Setibanya di Bank, gue langsung disambut oleh petugas keamanan yang sedang bekerja sesuai protokol kesehatan yang berlaku. Ketika gue hendak masuk, hal pertama yang petugas tersebut lakukan yaitu mengecek suhu tubuh setiap tamu atau nasabah yang mampir. Setelah mengukur suhu tubuh, selanjutnya gue diminta untuk mencuci tangan di wastafel yang sudah disediakan di dekat pintu masuk.
Selesai mencuci tangan, lalu petugas tersebut mengarahkan gue untuk mengeringkan tangan dengan bantuan mesin pengering yang menempel tak jauh dari wastafel. Setelah cukup kering, akhirnya petugas itu membolehkan gue untuk masuk.
Alasan kenapa gue mampir ke bank, tidak lain karena gue perlu membayar uang kos untuk bulan April. Namun sebelum gue membayar uang kos, gue perlu menyetor sejumlah uang ke rekening pribadi terlebih dahulu melalui mesin ATM setor tunai yang hanya tersedia di Kantor Cabang Utama Bank.
Selesai menyetor uang, untuk lebih amannya, gue kembali mencuci tangan di luar. Karena yang gue tahu, uang kertas bisa jadi media penyebaran virus dan bakteri.

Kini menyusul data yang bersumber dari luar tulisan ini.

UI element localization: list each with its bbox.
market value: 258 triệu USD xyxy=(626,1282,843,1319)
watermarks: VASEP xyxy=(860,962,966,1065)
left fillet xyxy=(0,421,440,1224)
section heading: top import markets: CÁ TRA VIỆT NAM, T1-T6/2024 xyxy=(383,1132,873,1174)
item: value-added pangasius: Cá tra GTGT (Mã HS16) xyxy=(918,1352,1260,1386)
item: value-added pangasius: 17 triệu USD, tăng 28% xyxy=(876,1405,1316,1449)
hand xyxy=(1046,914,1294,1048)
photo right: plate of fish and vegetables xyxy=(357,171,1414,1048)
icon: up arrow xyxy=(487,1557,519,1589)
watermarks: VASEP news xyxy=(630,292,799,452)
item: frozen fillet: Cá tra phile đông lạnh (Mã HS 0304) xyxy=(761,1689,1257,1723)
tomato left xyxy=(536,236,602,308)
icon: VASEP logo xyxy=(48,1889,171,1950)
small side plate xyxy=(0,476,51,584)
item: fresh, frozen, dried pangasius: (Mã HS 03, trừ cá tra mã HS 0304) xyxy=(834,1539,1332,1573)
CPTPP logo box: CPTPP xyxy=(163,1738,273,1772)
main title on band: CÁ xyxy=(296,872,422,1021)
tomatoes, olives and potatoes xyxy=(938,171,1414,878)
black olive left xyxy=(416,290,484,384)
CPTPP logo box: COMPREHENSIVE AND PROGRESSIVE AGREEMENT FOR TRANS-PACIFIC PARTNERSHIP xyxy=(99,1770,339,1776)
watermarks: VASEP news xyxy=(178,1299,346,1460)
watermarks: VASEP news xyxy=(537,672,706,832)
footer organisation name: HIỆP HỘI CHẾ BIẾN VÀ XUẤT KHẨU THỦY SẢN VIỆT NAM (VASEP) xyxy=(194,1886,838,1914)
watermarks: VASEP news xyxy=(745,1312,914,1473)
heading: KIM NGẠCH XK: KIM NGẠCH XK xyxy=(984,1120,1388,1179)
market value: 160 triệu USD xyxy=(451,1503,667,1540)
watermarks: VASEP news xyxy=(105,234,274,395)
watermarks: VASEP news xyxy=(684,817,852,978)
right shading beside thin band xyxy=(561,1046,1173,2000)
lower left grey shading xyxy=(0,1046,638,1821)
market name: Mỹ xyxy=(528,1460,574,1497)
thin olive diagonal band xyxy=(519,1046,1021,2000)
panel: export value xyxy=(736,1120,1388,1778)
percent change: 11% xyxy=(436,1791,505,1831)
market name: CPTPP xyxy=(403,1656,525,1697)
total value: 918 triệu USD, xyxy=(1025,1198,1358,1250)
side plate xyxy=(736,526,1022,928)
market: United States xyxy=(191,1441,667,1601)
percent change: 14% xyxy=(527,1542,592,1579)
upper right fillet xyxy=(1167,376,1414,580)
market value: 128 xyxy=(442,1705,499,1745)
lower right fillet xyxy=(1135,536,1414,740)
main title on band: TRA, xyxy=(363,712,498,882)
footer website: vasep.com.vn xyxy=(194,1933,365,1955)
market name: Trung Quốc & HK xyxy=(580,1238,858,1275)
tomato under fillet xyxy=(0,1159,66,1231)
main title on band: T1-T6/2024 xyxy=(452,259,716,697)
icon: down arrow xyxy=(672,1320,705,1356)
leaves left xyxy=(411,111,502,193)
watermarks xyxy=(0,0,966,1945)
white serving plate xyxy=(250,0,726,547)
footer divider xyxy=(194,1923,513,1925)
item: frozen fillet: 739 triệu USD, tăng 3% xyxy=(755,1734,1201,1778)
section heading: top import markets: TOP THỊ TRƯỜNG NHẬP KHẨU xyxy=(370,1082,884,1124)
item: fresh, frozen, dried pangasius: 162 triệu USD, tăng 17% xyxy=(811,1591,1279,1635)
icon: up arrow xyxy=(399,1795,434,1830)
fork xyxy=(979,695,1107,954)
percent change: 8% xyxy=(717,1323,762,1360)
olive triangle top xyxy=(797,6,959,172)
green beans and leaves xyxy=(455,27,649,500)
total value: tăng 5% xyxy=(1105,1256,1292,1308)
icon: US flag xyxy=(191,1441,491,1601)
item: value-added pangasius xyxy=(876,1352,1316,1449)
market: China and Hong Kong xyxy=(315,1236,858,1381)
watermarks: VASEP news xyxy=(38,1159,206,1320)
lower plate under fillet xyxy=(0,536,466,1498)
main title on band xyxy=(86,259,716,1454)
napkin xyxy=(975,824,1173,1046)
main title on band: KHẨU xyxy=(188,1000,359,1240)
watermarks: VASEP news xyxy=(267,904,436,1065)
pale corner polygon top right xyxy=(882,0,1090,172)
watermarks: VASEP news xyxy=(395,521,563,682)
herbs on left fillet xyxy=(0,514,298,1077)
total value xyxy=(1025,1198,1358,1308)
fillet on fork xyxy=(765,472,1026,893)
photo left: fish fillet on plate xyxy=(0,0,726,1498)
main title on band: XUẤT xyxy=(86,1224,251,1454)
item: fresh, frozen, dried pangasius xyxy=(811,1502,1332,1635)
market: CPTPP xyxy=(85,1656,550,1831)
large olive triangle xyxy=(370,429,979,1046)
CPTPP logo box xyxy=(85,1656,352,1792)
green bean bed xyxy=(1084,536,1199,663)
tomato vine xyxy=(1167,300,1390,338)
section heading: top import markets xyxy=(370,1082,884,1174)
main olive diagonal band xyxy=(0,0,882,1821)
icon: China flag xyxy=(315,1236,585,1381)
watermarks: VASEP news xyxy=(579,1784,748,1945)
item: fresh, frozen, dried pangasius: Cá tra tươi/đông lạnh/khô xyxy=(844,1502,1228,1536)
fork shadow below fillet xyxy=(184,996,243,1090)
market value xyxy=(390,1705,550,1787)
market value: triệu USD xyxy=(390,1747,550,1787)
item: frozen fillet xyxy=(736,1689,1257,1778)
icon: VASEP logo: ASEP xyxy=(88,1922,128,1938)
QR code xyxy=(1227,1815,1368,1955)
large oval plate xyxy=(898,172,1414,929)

Kali kedua gue keluar rumah yaitu awal bulan Mei lalu. Alasan gue keluar rumah ketika itu tidak lain karena gue ingin membeli beberapa keperluan di minimarket. Salah satunya yaitu tisu.
Sama seperti sebelumnya, beberapa hari sebelum keluar rumah gue menjalankan ritual terlebih dahulu. Ritual yang gue jalanin yaitu bertanya pada diri sendiri. Bertanya ke diri sendiri merupakan cara gue untuk mengukur seberapa pentingnya tindakan yang akan gue lakukan. Pertanyaan gue ketika itu ialah, “mengapa gue senekat ini demi membeli tisu?”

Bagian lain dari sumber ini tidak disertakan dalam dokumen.